PRUSSIA – SCHIRMMÜTZE – OFFICER’S – FELDGRAU – GARDE-KÜRAßIER-REGIMENT.
This is a consignment item. Today we are offering you a high-quality feldgrau Garde-Küraßier-Regiment Officer’s Schirmmütze. [We actually sold this visor cap to a longtime headdress collector several years back. He now has entrusted us to pass it onto another collector’s home]. The Garde-Küraßier-Regiment was founded in 1815 and garrisoned in Berlin. Its Regimental Chef (Chief) was Kaiser Wilhelm II. Just like the Regiment des Gardes du Corps, the Garde-Küraßier-Regiment also wore Hohenzollern Eagle-topped metal helmets for full dress occasions. This meant a Garde-Regiment was kept in Potsdam (Garde du Corps), as well as in Berlin (Garde-Küraßier-Regiment). Both regiments were a part of the Garde-Korps. Küraßier-Regiments were considered heavy cavalry and wore metal breastplates in combat during the 18th and early 19th Centuries. After the Napoleonic Wars, breastplates were used more for ceremonial occasions instead of combat. A küraß could deflect a sword slash, but not a gunshot. The advent of modern firearms rendered these regiments troopers and their officers easy targets, and their küraßes offered little protection.
The cap’s body is made of high-quality feldgrau wool. A wide blue trim band that measures 1 ¾” in width encircles the cap, which is accented above and below it by two white bands of piping. Another white band of piping encircles the Schirmmütze’s top. The cap sports a black brim as well as an officer’s Prussian and Reich’s kokarden.

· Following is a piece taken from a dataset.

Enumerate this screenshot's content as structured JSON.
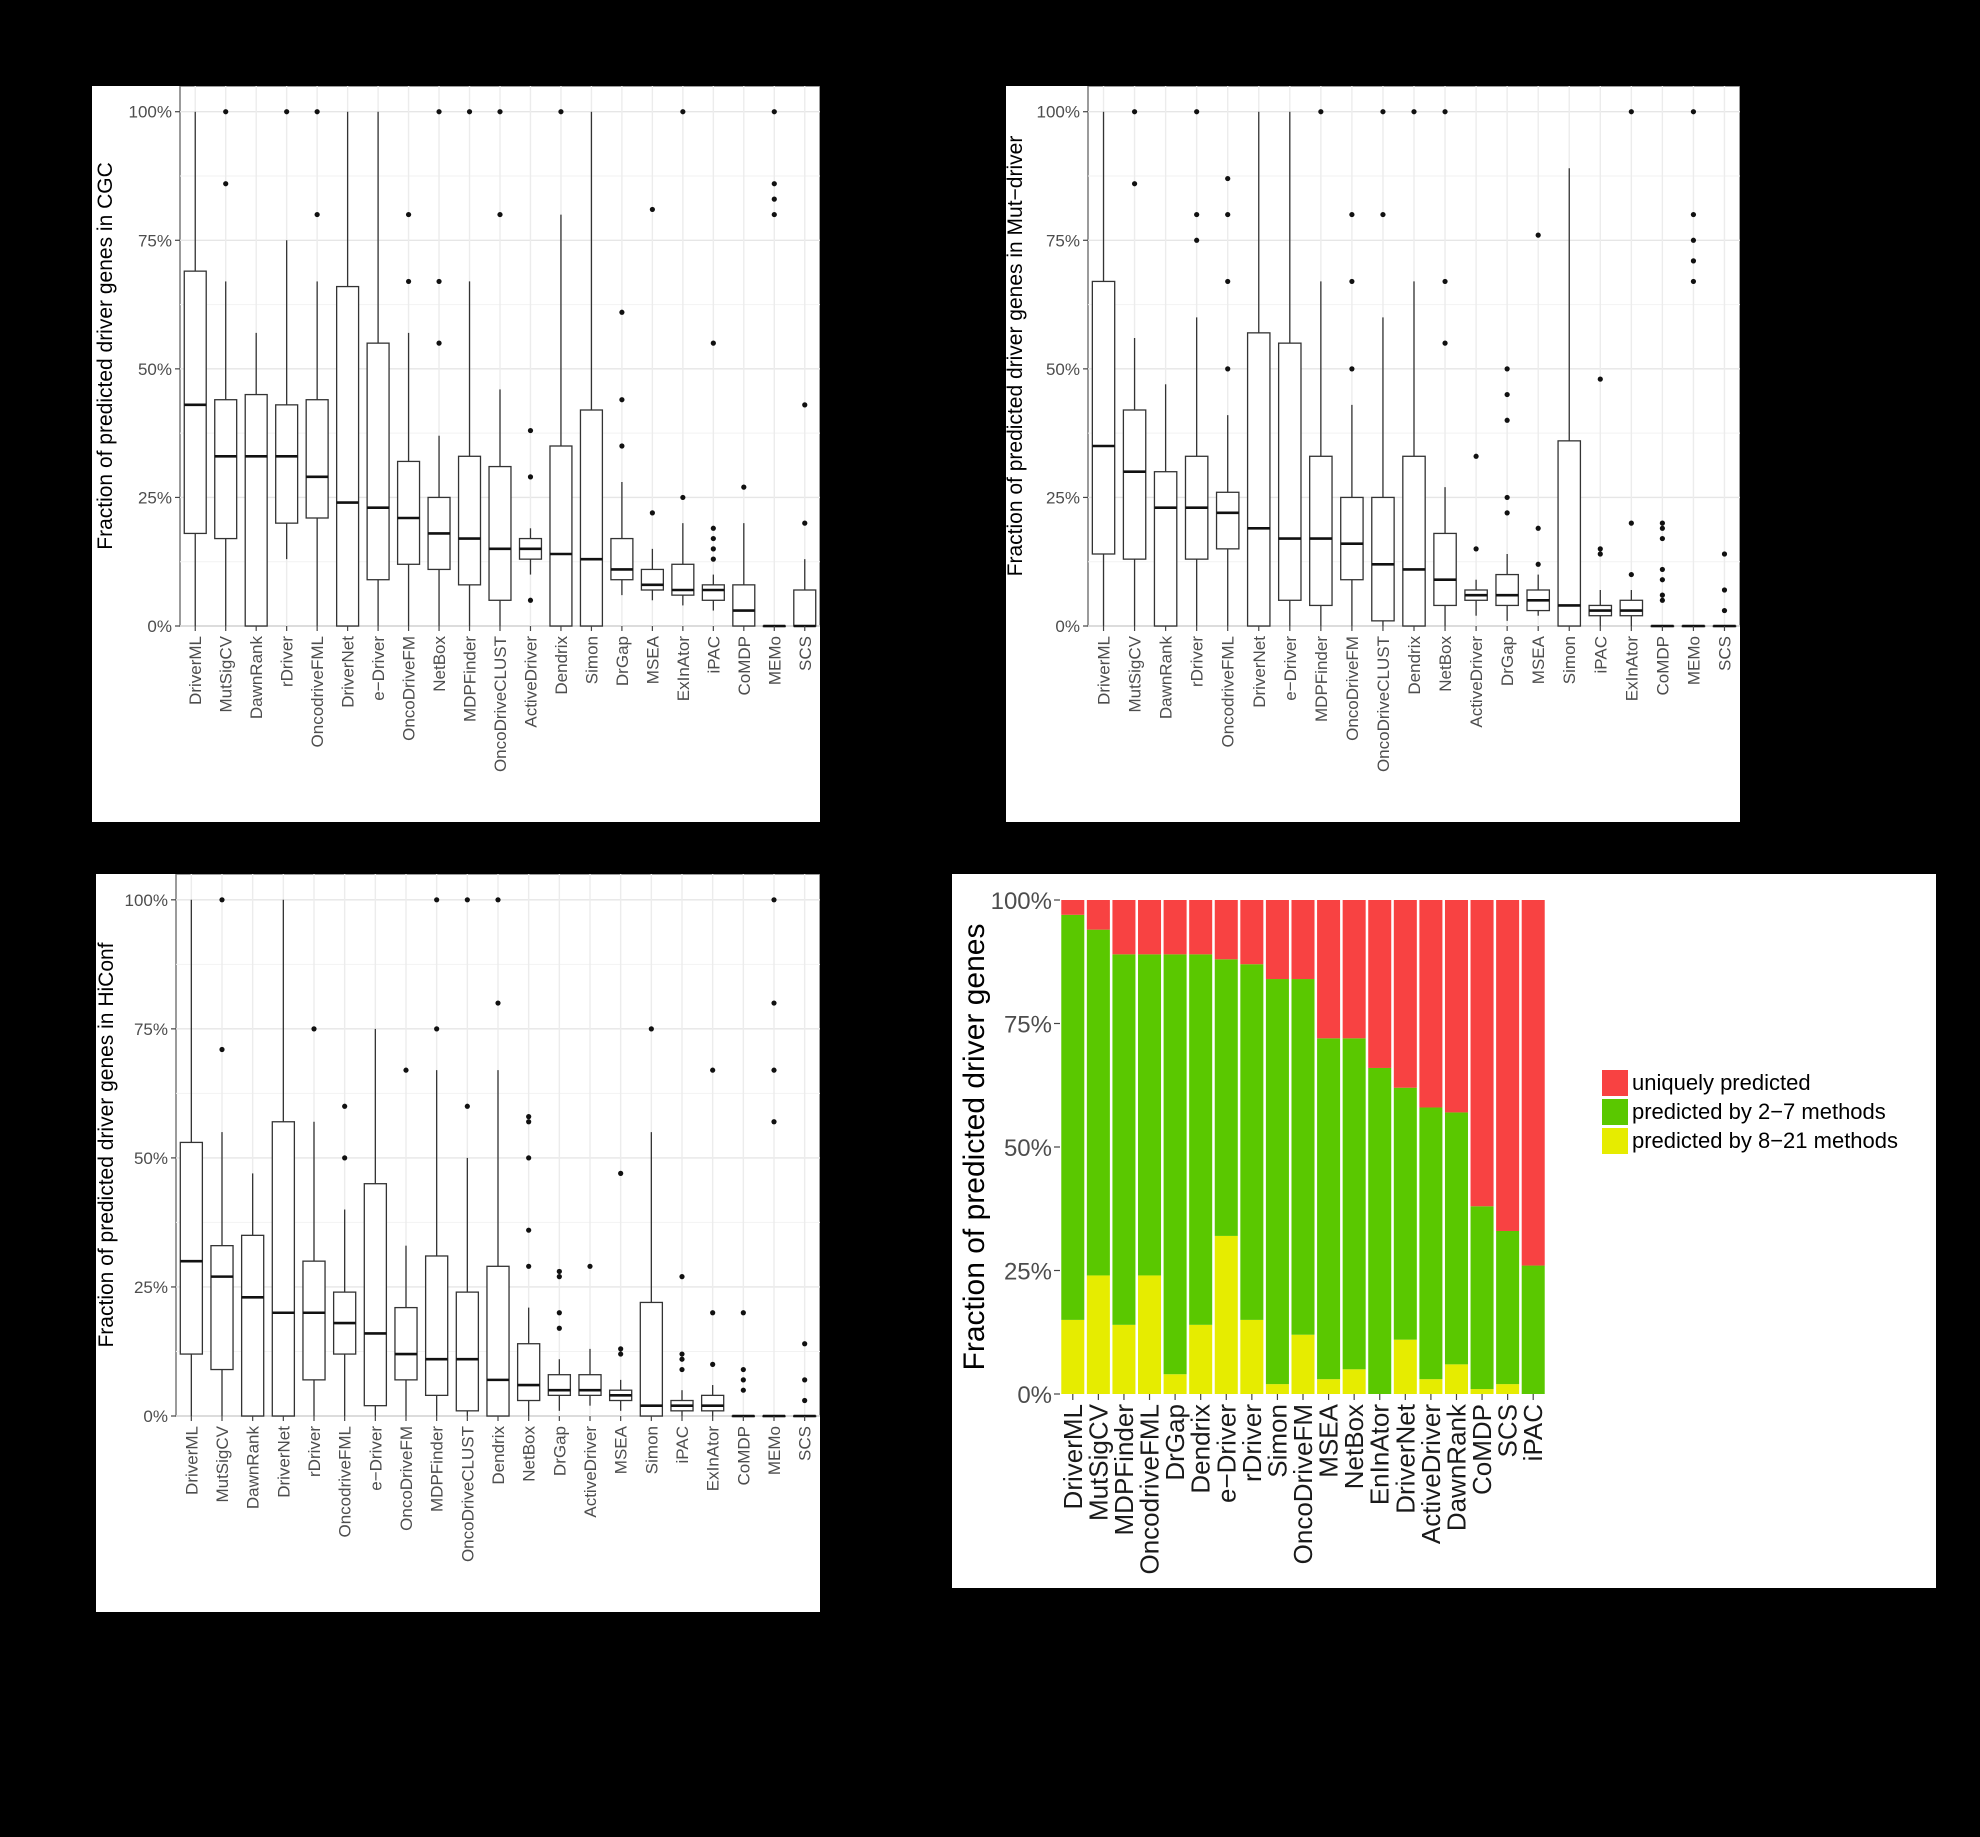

The interior reveals a fine white leather sweatband. A white visor is also present, as is a white silk liner. This all indicates its owner was of either noble or royal birth. No royal cypher is present, but you can be assured that no commoner would have owned this cap.
The cap is quite rare. It is in very fine condition and would make a great addition to any collection.